What gives me hope is we have the technology, and we have a new generation of people on this planet who do understand that they’re going to live with these problems that we and our forefathers and mothers created, and they want to do something about it.
And you can see it in many people who are not just rushing to go into banking, or whatever it was in the 80s — you know, quick money. They care about the mission and what they’re working on, what they’re investing their time and energy into. They’re a big force for change inside of organizations, as well as building new ones.
That’s what gives me hope. And in politics — I’m looking around the world and seeing younger candidates. These old, old politicians are aging out, and we’re going to see change.
It’s just, is it going to be soon enough? But we are making more progress than we were five, 10, 15 years ago.

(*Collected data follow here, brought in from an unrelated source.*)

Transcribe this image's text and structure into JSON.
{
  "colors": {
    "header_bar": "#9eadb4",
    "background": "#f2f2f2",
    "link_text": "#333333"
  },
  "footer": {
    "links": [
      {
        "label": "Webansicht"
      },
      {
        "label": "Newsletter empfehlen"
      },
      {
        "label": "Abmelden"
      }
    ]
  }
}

We have to get large institutions and systems to continue to act. The Inflation Reduction Act was a great one. We have to keep the faith and keep on moving and get more eyes in the sky to give us perspective on who we are as a species and what we’re doing to this planet. There are a lot of good people in this world and they want to do the right thing — they just don’t know how.
Look at when COVID happened — we got our s— together, to a certain extent. I’m not saying it was perfect, by any means! But man, the world went, “Oh, we need these solutions — now.” We need that kind of thing for climate change. But we can’t wait and do it at the end. You can’t reverse the effects of climate change when everything is underwater.
You can either be hopeful or not. And I’ve seen so many things to give me hope over the last 15 years. I wouldn’t be having a hopeful conversation with you unless I’ve seen real change and real progress.
Is it enough? No. But could we get there? Well, the trend seems to be going in the right direction.